Category Archives: 2019

The Vast of Night

The Vast of Night              4 ½ stars

I first heard of The Vast of Night in the early days of the pandemic and finally saw it recently. This is a very low budget science fiction thriller set in a 1950’s small town in New Mexico. Two nerdy teenagers, Everett (Jake Horowitz) and Fay (Sierra McCormick) are not interested in the night’s high school basketball game, preferring to spend the evening talking about their technical pursuits like recording conversations on Fay’s new tape recorder and going to their night jobs as a radio DJ for Everett and a switchboard operator for Fay. But this is a night unlike any other when they hear strange sounds over the telephone and learn of bizarre reports of something in the sky. Things are slow through the first half hour of the movie but pick up as the pair track down older people who have stories from their past about strange happenings involving government UFO projects and disappearances of people. The film pays homage to some of the science fiction movies of the 50’s and uses some interesting techniques like filming with a camera soaring through windows and through the streets of the town. McCormick performs magnificently in one scene where she works the switchboard for what seems like ten minutes gradually picking up clues from callers that something is amiss. The scene is done in one continuous take. The film really picks up the pace in the final twenty minutes as the two get closer to the truth about what could be an alien invasion. This is the first movie made by Andrew Patterson who filmed it in Texas on a shoestring and came up with something that is truly original.

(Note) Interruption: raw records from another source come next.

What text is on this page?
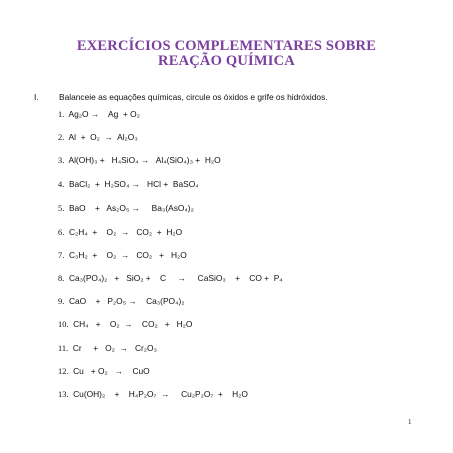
EXERCÍCIOS COMPLEMENTARES SOBRE
REAÇÃO QUÍMICA
I. Balanceie as equações químicas, circule os óxidos e grife os hidróxidos.
1. Ag₂O →    Ag  + O₂
2. Al  +  O₂  →  Al₂O₃
3. Al(OH)₃ +   H₄SiO₄ →   Al₄(SiO₄)₃ +  H₂O
4. BaCl₂  +  H₂SO₄ →   HCl +  BaSO₄
5. BaO    +   As₂O₅ →     Ba₃(AsO₄)₂
6. C₂H₄  +    O₂  →   CO₂  +  H₂O
7. C₃H₂  +    O₂  →   CO₂   +   H₂O
8. Ca₃(PO₄)₂   +   SiO₂ +    C     →     CaSiO₃    +    CO +  P₄
9. CaO    +   P₂O₅ →    Ca₃(PO₄)₂
10. CH₄   +    O₂  →    CO₂   +   H₂O
11. Cr     +   O₂  →   Cr₂O₃
12. Cu   + O₂   →    CuO
13. Cu(OH)₂    +    H₄P₂O₇  →     Cu₂P₂O₇  +    H₂O
1
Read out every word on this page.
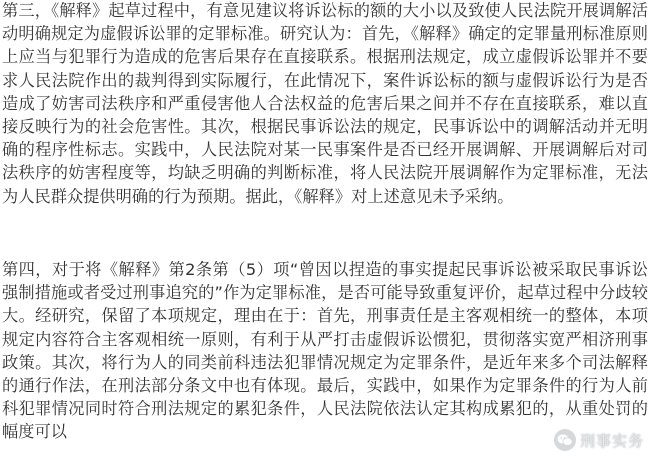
第三，《解释》起草过程中，有意见建议将诉讼标的额的大小以及致使人民法院开展调解活动明确规定为虚假诉讼罪的定罪标准。研究认为：首先，《解释》确定的定罪量刑标准原则上应当与犯罪行为造成的危害后果存在直接联系。根据刑法规定，成立虚假诉讼罪并不要求人民法院作出的裁判得到实际履行，在此情况下，案件诉讼标的额与虚假诉讼行为是否造成了妨害司法秩序和严重侵害他人合法权益的危害后果之间并不存在直接联系，难以直接反映行为的社会危害性。其次，根据民事诉讼法的规定，民事诉讼中的调解活动并无明确的程序性标志。实践中，人民法院对某一民事案件是否已经开展调解、开展调解后对司法秩序的妨害程度等，均缺乏明确的判断标准，将人民法院开展调解作为定罪标准，无法为人民群众提供明确的行为预期。据此，《解释》对上述意见未予采纳。

第四，对于将《解释》第2条第（5）项“曾因以捏造的事实提起民事诉讼被采取民事诉讼强制措施或者受过刑事追究的”作为定罪标准，是否可能导致重复评价，起草过程中分歧较大。经研究，保留了本项规定，理由在于：首先，刑事责任是主客观相统一的整体，本项规定内容符合主客观相统一原则，有利于从严打击虚假诉讼惯犯，贯彻落实宽严相济刑事政策。其次，将行为人的同类前科违法犯罪情况规定为定罪条件，是近年来多个司法解释的通行作法，在刑法部分条文中也有体现。最后，实践中，如果作为定罪条件的行为人前科犯罪情况同时符合刑法规定的累犯条件，人民法院依法认定其构成累犯的，从重处罚的幅度可以	刑事实务
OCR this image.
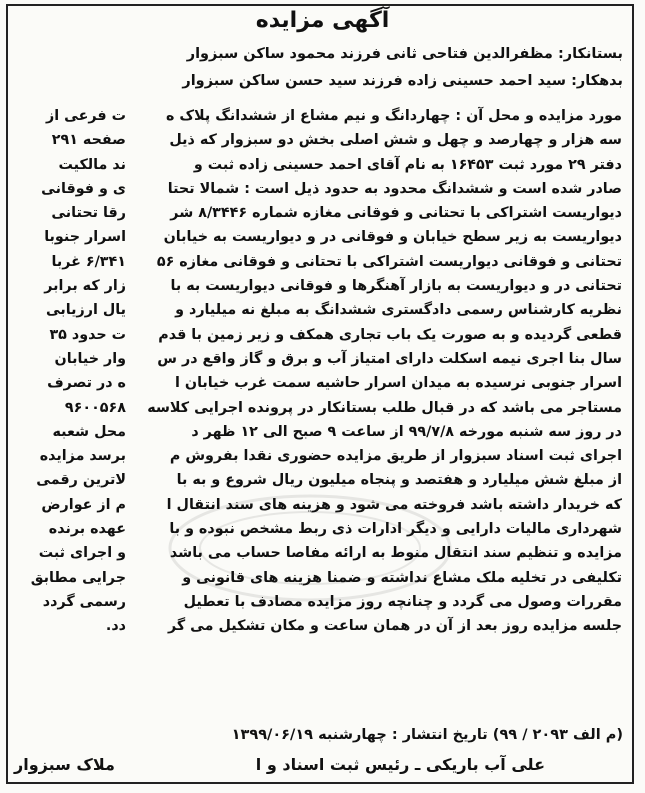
آگهی مزایده
بستانکار: مظفرالدین فتاحی ثانی فرزند محمود ساکن سبزوار
بدهکار: سید احمد حسینی زاده فرزند سید حسن ساکن سبزوار
مورد مزایده و محل آن : چهاردانگ و نیم مشاع از ششدانگ پلاک ه
سه هزار و چهارصد و چهل و شش اصلی بخش دو سبزوار که ذیل
دفتر ۲۹ مورد ثبت ۱۶۴۵۳ به نام آقای احمد حسینی زاده ثبت و
صادر شده است و ششدانگ محدود به حدود ذیل است : شمالا تحتا
دیواریست اشتراکی با تحتانی و فوقانی مغازه شماره ۸/۳۴۴۶ شر
دیواریست به زیر سطح خیابان و فوقانی در و دیواریست به خیابان
تحتانی و فوقانی دیواریست اشتراکی با تحتانی و فوقانی مغازه ۵۶
تحتانی در و دیواریست به بازار آهنگرها و فوقانی دیواریست به با
نظریه کارشناس رسمی دادگستری ششدانگ به مبلغ نه میلیارد و
قطعی گردیده و به صورت یک باب تجاری همکف و زیر زمین با قدم
سال بنا اجری نیمه اسکلت دارای امتیاز آب و برق و گاز واقع در س
اسرار جنوبی نرسیده به میدان اسرار حاشیه سمت غرب خیابان ا
مستاجر می باشد که در قبال طلب بستانکار در پرونده اجرایی کلاسه
در روز سه شنبه مورخه ۹۹/۷/۸ از ساعت ۹ صبح الی ۱۲ ظهر د
اجرای ثبت اسناد سبزوار از طریق مزایده حضوری نقدا بفروش م
از مبلغ شش میلیارد و هفتصد و پنجاه میلیون ریال شروع و به با
که خریدار داشته باشد فروخته می شود و هزینه های سند انتقال ا
شهرداری مالیات دارایی و دیگر ادارات ذی ربط مشخص نبوده و با
مزایده و تنظیم سند انتقال منوط به ارائه مفاصا حساب می باشد
تکلیفی در تخلیه ملک مشاع نداشته و ضمنا هزینه های قانونی و
مقررات وصول می گردد و چنانچه روز مزایده مصادف با تعطیل
جلسه مزایده روز بعد از آن در همان ساعت و مکان تشکیل می گر
ت فرعی از
صفحه ۲۹۱
ند مالکیت
ی و فوقانی
رقا تحتانی
اسرار جنوبا
۶/۳۴۱ غربا
زار که برابر
یال ارزیابی
ت حدود ۳۵
وار خیابان
ه در تصرف
۹۶۰۰۵۶۸
محل شعبه
برسد مزایده
لاترین رقمی
م از عوارض
عهده برنده
و اجرای ثبت
جرایی مطابق
رسمی گردد
دد.
(م الف ۲۰۹۳ / ۹۹) تاریخ انتشار : چهارشنبه ۱۳۹۹/۰۶/۱۹
علی آب باریکی ـ رئیس ثبت اسناد و ا
ملاک سبزوار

Lunana: A Yak in the Classroom

Lunana: A Yak in the Classroom  4 ½ stars

In an Academy Awards first, a movie from the mountainous country of Bhutan was nominated for an Academy Award in the Foreign Language category. Lunana: A Yak in the Classroom takes a familiar theme of a new teacher assigned to a class of poor students and gives it a new take, with a setting in the Asian village of Lunana, a real village in Bhutan that must be one of the most isolated spots in the world. Ugyen is a young man who is fulfilling his government contract as an elementary school teacher who really wants to move to Australia and perform as a singer. His boss remarks that he is the most unmotivated teacher she has ever seen so gives him the assignment to serve one term as teacher in the remote mountain village of Lunana where a post is available. Ugyen, who likes to listen to music on his iPod most of the time has no choice but to make the journey to Lunana, a trip of six days on foot through the mountains accompanied by two guides and three horses. When he finally arrives he is greeted by the village elder Asha who has great respect for teachers who “touch the future”, along with most of the village and the children who are to be his students. Lunana is without running water, has only solar panels for electricity and the main source of heat is burning yak dung because paper is too valuable to burn. Ugyen undergoes something of a transformation from thinking of teaching as an annoyance to seeing its value and having a sense of purpose when seeing the enthusiasm of the students even amid such conditions. He also learns more of the local culture by hearing the music dedicated to the life of a yak herder. The audience feels the transformation going on as Ugyen’s experience progresses. The movie’s premise may sound like a cliché, but it is moving especially since all of the cast has never acted before. The real life residents in the village had never even seen a car or a camera before. The movie’s film crew had to manage in the remote location for a three month shooting schedule as well as make the long journey on foot. I will leave it to you to discover what Ugyen decides to do at the end of the movie.